Global warming and killer diseases

I searched the archives, and came up empty-handed. I’m thinking that with the big melts happening in polar regions and places like Kilmanjaro, there could very well be something frozen in that ice that will be very happy to wake up and see this big population of humans set out like one big banquet. Something that will make Ebola and Hanta look like your annoying but harmless old aunties. Anyone know if this has been studied, or if places like the CDC are making preparations for such an event? :eek: Color me paranoid…

Rather than releasing nefarious lifeforms frozen in the ice a la The Thing, the more serious threat from killer diseases and global warming is that changes in the climate could allow disease vectors (i.e., mosquitoes and such-like) to expand their ranges into areas where they weren’t previously found, carrying malaria and dengue fever and so on with them.

I wouldn’t be too worried about anything popping out of the ice. Though I haven’t seen any papers on this, the chances of something thawing out at the same moment that an organism it is able to infect happens to be passing by seem rather miniscule.

Generally, the basic formulae governing infectious disease spread follow the general pattern of

dI/dt = BSI - aI - bI - vI
(dI/dt) = rate of infection or spread
I is number of infected individuals
S is number of susceptible individuals
B is transmissibility
a is death rate from disease
b is death rate independant of disease
v is recovery rate (assume immunity after recovery)

so if duration of disease “D” = 1/(a + b + v)
then threshold population = 1/(BD)

The problem being experienced with outbreaks such as ebola and the various hanta viruses is due to increased exposure and increased effective population.

The increased exposure could result from changes in the ranges of vectors such as MEBuckner mentioned.
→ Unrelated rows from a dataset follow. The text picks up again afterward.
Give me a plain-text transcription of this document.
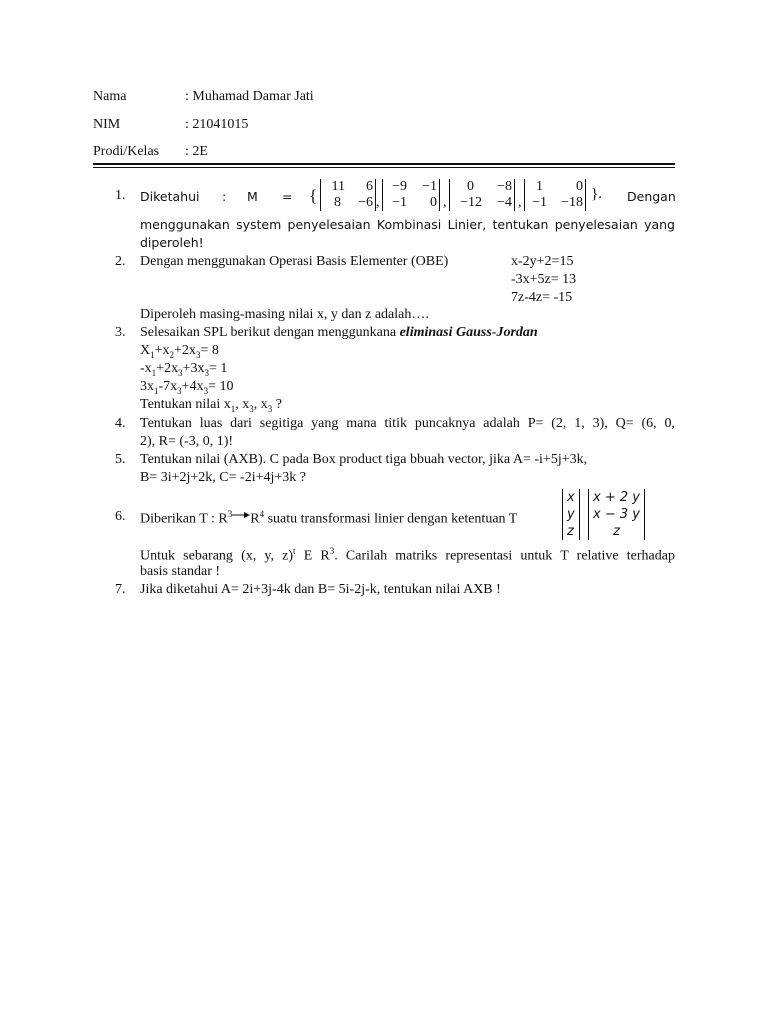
Nama	: Muhamad Damar Jati
NIM	: 21041015
Prodi/Kelas : 2E
1. Diketahui : M = {	11	6
8	−6 ,
−9	−1
−1	0 ,
0	−8
−12	−4 ,
1	0
−1	−18
}. Dengan
menggunakan system penyelesaian Kombinasi Linier, tentukan penyelesaian yang
diperoleh!
2. Dengan menggunakan Operasi Basis Elementer (OBE)	x-2y+2=15
-3x+5z= 13
7z-4z= -15
Diperoleh masing-masing nilai x, y dan z adalah….
3. Selesaikan SPL berikut dengan menggunkana eliminasi Gauss-Jordan
$X_1+x_2+2x_3= 8$
$-x_1+2x_3+3x_3= 1$
$3x_1-7x_3+4x_3= 10$
Tentukan nilai $x_1$, $x_3$, $x_3$ ?
4. Tentukan luas dari segitiga yang mana titik puncaknya adalah P= (2, 1, 3), Q= (6, 0,
2), R= (-3, 0, 1)!
5. Tentukan nilai (AXB). C pada Box product tiga bbuah vector, jika A= -i+5j+3k,
B= 3i+2j+2k, C= -2i+4j+3k ?
6. Diberikan T : $R^3$ $R^4$ suatu transformasi linier dengan ketentuan T
x
y
z
x + 2 y
x − 3 y
z
Untuk sebarang (x, y, z)$^t$ E $R^3$. Carilah matriks representasi untuk T relative terhadap
basis standar !
7. Jika diketahui A= 2i+3j-4k dan B= 5i-2j-k, tentukan nilai AXB !
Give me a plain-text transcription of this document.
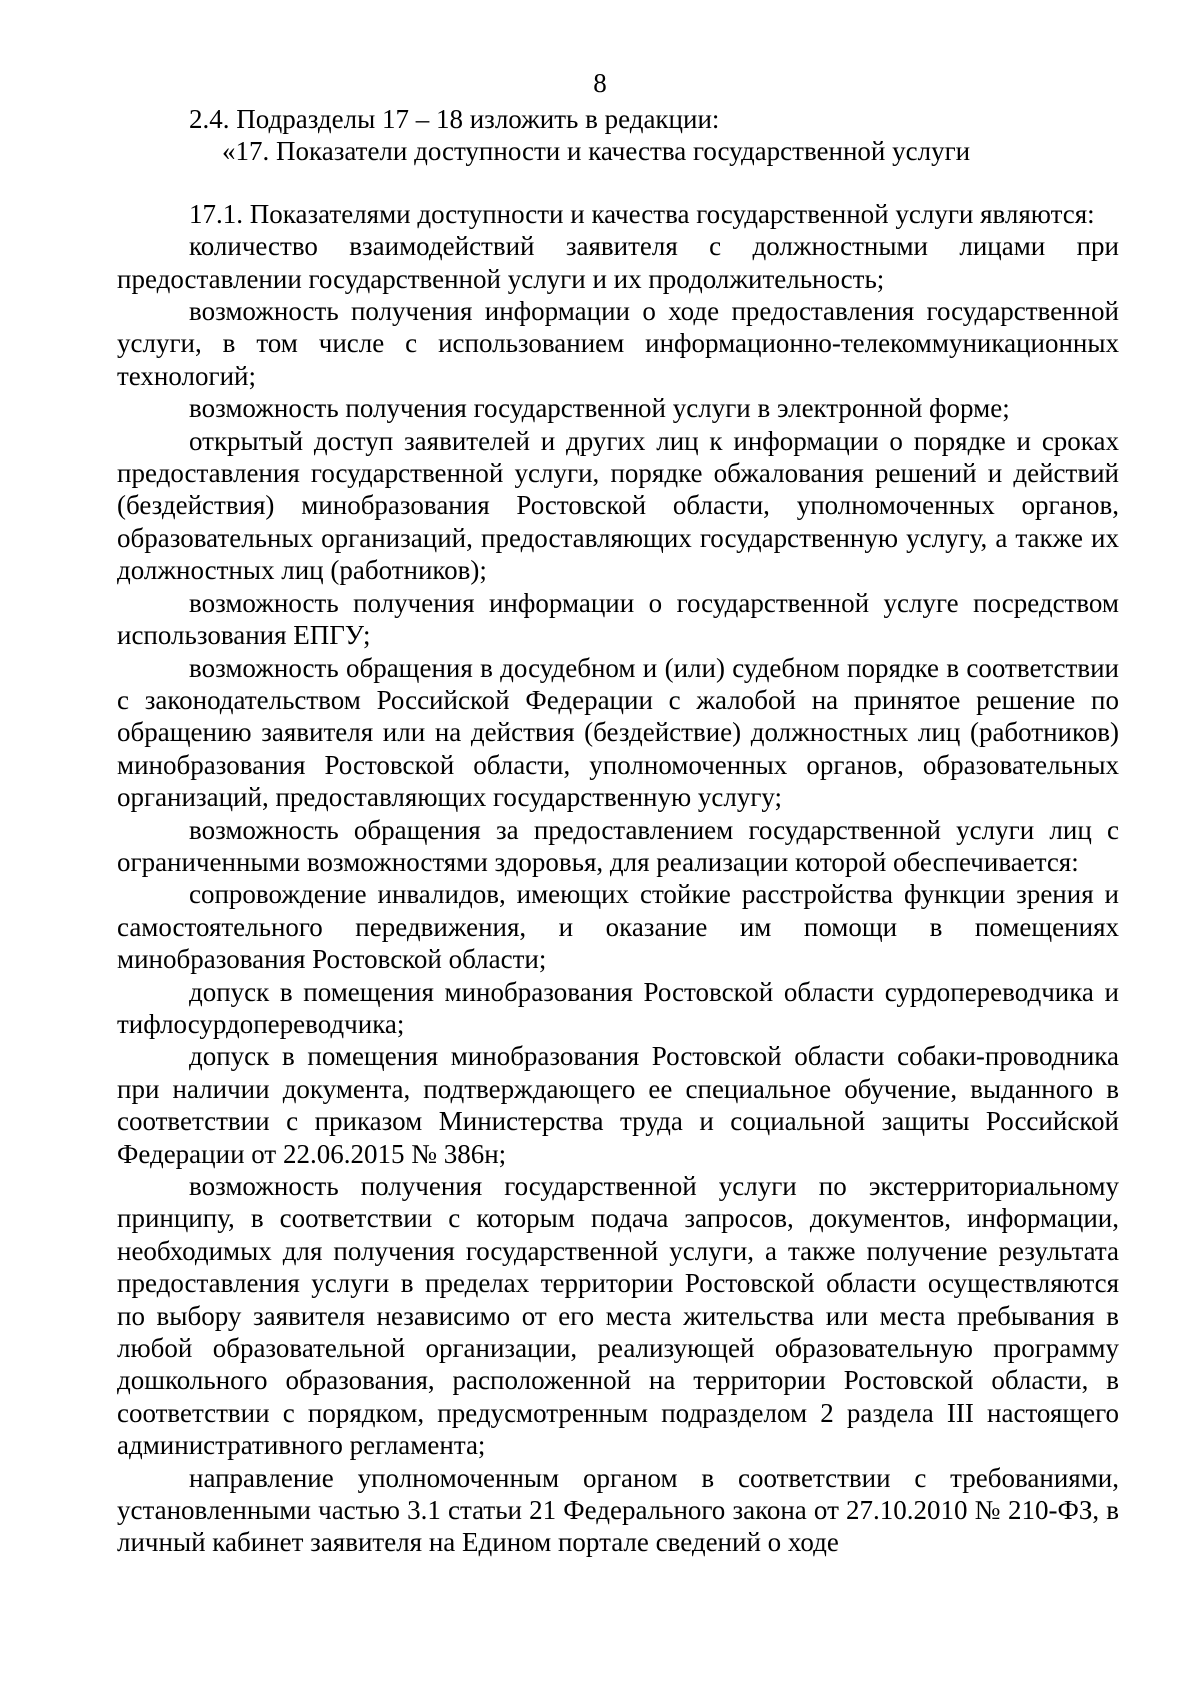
8

2.4. Подразделы 17 – 18 изложить в редакции:

«17. Показатели доступности и качества государственной услуги

17.1. Показателями доступности и качества государственной услуги являются:

количество взаимодействий заявителя с должностными лицами при предоставлении государственной услуги и их продолжительность;

возможность получения информации о ходе предоставления государственной услуги, в том числе с использованием информационно-телекоммуникационных технологий;

возможность получения государственной услуги в электронной форме;

открытый доступ заявителей и других лиц к информации о порядке и сроках предоставления государственной услуги, порядке обжалования решений и действий (бездействия) минобразования Ростовской области, уполномоченных органов, образовательных организаций, предоставляющих государственную услугу, а также их должностных лиц (работников);

возможность получения информации о государственной услуге посредством использования ЕПГУ;

возможность обращения в досудебном и (или) судебном порядке в соответствии с законодательством Российской Федерации с жалобой на принятое решение по обращению заявителя или на действия (бездействие) должностных лиц (работников) минобразования Ростовской области, уполномоченных органов, образовательных организаций, предоставляющих государственную услугу;

возможность обращения за предоставлением государственной услуги лиц с ограниченными возможностями здоровья, для реализации которой обеспечивается:

сопровождение инвалидов, имеющих стойкие расстройства функции зрения и самостоятельного передвижения, и оказание им помощи в помещениях минобразования Ростовской области;

допуск в помещения минобразования Ростовской области сурдопереводчика и тифлосурдопереводчика;

допуск в помещения минобразования Ростовской области собаки-проводника при наличии документа, подтверждающего ее специальное обучение, выданного в соответствии с приказом Министерства труда и социальной защиты Российской Федерации от 22.06.2015 № 386н;

возможность получения государственной услуги по экстерриториальному принципу, в соответствии с которым подача запросов, документов, информации, необходимых для получения государственной услуги, а также получение результата предоставления услуги в пределах территории Ростовской области осуществляются по выбору заявителя независимо от его места жительства или места пребывания в любой образовательной организации, реализующей образовательную программу дошкольного образования, расположенной на территории Ростовской области, в соответствии с порядком, предусмотренным подразделом 2 раздела III настоящего административного регламента;

направление уполномоченным органом в соответствии с требованиями, установленными частью 3.1 статьи 21 Федерального закона от 27.10.2010 № 210-ФЗ, в личный кабинет заявителя на Едином портале сведений о ходе
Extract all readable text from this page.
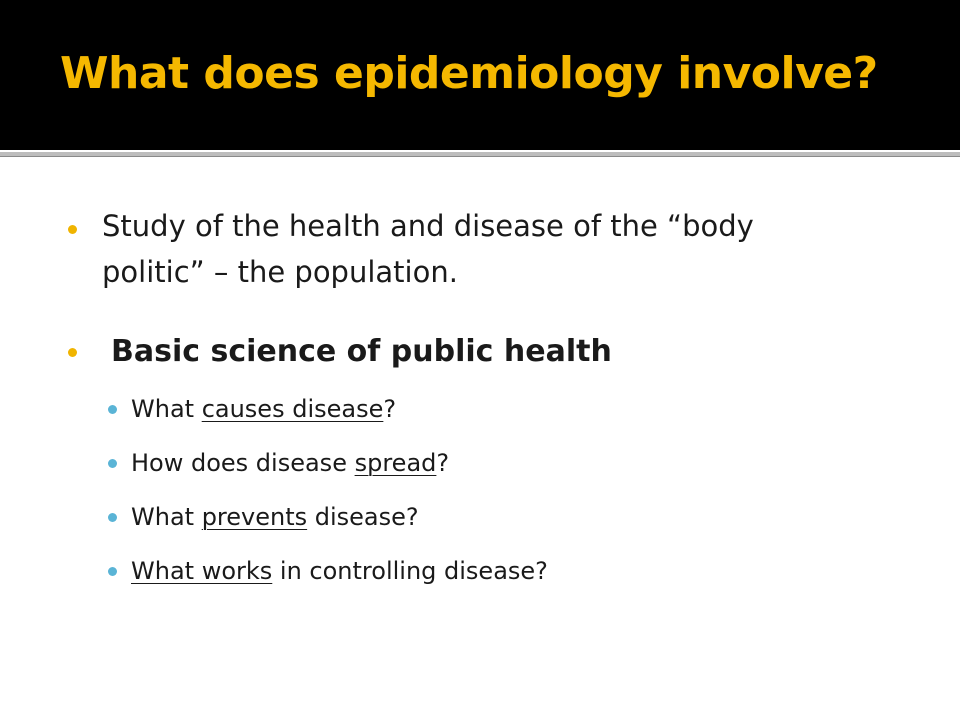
What does epidemiology involve?
Study of the health and disease of the “body
politic” – the population.
Basic science of public health
What causes disease?
How does disease spread?
What prevents disease?
What works in controlling disease?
More specifically, with ebola is is hypothesized to have resulted from the increase in the bush meat trade, and with hantaviruses is due to squalid living conditions (outbreak in New Mexico [Texas?]) and researchers crawling into woodrat middens and the like (not that I’ve ever done anything like that).

The increased effective population is the real killer. Back in the day, ebola could have been occurring just as frequently as now. Only just the hunting party or small tribe or whatever would have bit the dust. Back in the day, the isolation of small population centers kept down effective population, keeping down disease. Now someone hops the trail to the next town, and we get an outbreak. Luckily, there still isn’t any good way to get from deepest africa to NYC in a damn hurry, but once we find something with an incubation period long enough to allow the next National Geographic fellow to pick it up and bring it back to D.C…ouch. Basically, ebola’s virulence (“a” above) is what’s keeping it from being more of a problem than it is.

-ellis
(who doesn’t like hearing “oh, did I mention they just found a new strain of hantavirus?” just before going into a cave after a woodrat midden)

I’m not sure about the melting icecap aspect, but there are several sources on emerging infective diseases:

CDC’s Preventing Emerging Infective Diseases and their journal Emerging Infectious Diseases

Popular sources such as Laurie Garrett’s books: The Coming Plague and Betrayal of Trust.

ProMed,a listserve for reporting emerging diseases.